KabarFAB – Program Studi Sejarah Peradaban Islam (SPI) Fakultas Adab dan Bahasa UIN Raden Mas Said Surakarta turut serta dalam Seminar Internasional bertajuk “Studi Kritis tentang Provenance, Sejarah, dan Warisan Budaya” yang diselenggarakan oleh Perhimpunan Program Studi Sejarah se-Indonesia (PPSI) bekerja sama dengan sejumlah universitas ternama, termasuk Universitas Airlangga (UNAIR), Universitas Andalas, Universitas Hasanuddin, dan Perhimpunan Praktisi Profesi Kesejarahan (P3K). Kegiatan ini berlangsung di Aula Majapahit, lantai 5, Tower ASEEC Kampus B UNAIR, pada tanggal 23 Juni 2025 dan dihadiri oleh akademisi baik dari dalam maupun luar negeri.

Hadir mewakili dari Fakultas Adab dan Bahasa UIN Raden Mas Said Surakarta adalah Sekretaris Jurusan Peradaban Islam, Latif Kusairi, M.A., Koordinator Program Studi Sejarah Peradaban Islam Moh. Ashif Fuadi, M.Hum, dan dosen Sejarah Peradaban Islam, Martina Safitry, M.A. Seminar ini menjadi forum penting untuk mendalami isu provenance, yaitu asal-usul dan perjalanan suatu artefak budaya, termasuk upaya repatriasi tinggalan sejarah Indonesia yang kini berada di luar negeri dan juga mendukung diskursus global mengenai pelestarian sejarah dan budaya.

Seminar ini dihadiri pula oleh beberapa narasumber internasional antara lain, Prof. William Bradley Horton (Akita University) dan Prof. Mayumi Yamamoto (Miyagi University), serta tokoh nasional seperti Prof.
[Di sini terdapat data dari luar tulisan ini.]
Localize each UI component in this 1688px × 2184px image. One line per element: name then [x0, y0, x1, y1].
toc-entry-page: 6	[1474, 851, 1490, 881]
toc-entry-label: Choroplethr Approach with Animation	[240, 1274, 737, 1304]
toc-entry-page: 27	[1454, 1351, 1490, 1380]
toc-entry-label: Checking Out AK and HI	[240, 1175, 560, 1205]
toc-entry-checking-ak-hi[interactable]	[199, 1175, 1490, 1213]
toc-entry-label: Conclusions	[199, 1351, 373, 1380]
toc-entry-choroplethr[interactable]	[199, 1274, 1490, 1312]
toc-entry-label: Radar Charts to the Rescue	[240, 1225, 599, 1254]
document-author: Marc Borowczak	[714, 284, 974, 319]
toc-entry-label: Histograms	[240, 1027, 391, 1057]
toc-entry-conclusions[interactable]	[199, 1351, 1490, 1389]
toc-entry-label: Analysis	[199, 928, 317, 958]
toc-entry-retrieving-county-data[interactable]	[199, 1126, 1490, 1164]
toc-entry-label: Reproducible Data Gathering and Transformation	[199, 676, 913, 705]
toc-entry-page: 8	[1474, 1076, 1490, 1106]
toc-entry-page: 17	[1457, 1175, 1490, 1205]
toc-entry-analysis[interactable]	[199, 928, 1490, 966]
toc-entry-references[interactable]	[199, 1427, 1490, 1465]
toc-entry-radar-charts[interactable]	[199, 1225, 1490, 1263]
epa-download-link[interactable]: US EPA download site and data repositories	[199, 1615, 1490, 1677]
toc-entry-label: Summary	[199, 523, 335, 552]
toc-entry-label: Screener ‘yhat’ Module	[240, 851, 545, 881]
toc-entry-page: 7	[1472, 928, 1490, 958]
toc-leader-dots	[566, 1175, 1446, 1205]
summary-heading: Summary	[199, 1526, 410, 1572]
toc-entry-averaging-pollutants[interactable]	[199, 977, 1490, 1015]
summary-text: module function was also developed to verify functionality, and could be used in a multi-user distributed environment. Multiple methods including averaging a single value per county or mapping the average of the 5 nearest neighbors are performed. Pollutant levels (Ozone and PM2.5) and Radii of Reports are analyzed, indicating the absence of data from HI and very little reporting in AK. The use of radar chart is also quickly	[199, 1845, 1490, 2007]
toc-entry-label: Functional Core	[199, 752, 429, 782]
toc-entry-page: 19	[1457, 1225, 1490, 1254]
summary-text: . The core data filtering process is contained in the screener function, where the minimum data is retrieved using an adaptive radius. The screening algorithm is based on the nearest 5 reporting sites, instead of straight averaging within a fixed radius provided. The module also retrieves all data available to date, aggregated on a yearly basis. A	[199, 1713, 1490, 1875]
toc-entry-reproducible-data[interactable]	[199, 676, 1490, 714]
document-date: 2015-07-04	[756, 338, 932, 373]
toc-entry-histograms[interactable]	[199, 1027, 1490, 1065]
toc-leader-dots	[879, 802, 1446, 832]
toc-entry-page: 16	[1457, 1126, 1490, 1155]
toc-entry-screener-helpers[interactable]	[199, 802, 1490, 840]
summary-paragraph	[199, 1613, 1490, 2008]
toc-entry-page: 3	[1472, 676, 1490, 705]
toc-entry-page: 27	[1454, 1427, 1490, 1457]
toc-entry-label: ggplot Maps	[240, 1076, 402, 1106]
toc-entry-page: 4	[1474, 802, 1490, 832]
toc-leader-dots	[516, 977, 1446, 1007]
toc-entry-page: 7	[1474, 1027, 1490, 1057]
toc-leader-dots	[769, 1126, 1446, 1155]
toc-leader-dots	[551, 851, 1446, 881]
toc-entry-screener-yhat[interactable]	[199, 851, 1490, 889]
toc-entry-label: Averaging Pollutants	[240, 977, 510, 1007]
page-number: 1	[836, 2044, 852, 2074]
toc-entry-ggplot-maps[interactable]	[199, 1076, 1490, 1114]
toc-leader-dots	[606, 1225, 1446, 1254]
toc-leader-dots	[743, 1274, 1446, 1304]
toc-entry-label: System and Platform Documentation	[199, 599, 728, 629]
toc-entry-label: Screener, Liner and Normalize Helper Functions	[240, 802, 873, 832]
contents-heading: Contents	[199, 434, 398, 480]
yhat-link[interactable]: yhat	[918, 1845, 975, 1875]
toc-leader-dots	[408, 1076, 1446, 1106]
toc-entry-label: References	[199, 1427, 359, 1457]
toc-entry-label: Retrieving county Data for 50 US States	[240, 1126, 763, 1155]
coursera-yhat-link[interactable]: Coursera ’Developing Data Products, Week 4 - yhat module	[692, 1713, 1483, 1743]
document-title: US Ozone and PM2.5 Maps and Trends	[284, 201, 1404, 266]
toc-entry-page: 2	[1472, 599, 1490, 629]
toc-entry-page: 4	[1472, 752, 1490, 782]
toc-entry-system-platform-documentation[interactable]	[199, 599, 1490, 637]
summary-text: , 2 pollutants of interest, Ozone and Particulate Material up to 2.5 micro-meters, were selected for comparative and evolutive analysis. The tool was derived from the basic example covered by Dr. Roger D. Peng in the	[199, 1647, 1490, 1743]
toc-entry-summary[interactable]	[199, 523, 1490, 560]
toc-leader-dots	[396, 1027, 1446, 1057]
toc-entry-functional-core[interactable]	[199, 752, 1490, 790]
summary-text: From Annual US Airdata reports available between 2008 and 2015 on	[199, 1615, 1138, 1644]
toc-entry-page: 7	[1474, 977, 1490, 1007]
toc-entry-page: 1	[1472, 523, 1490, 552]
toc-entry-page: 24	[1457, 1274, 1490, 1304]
Dr. Ismunandar dan Prof. Agus Suwignyo yang juga menyampaikan beberapa gagasan mengenai pentingnya integritas artefak dan urgensi pemulangan warisan budaya. Yang menjadi perhatian utama dalam diskusi ini antara lain mengenai beberapa artefak berharga yang tersebar di Belanda, Portugal, dan Jepang akibat masa kolonial.

Selain sesi pemaparan ilmiah, terdapat juga acara peluncuran buku terbaru PPSI dan pengumuman rencana Kongres PPSI yang akan digelar tahun depan di Universitas Khairun, Ternate. Seminar ini diikuti oleh peserta dari berbagai prodi sejarah di seluruh Indonesia, dan menjadi bagian dari rangkaian seminar internasional PPSI selanjutnya di Makassar.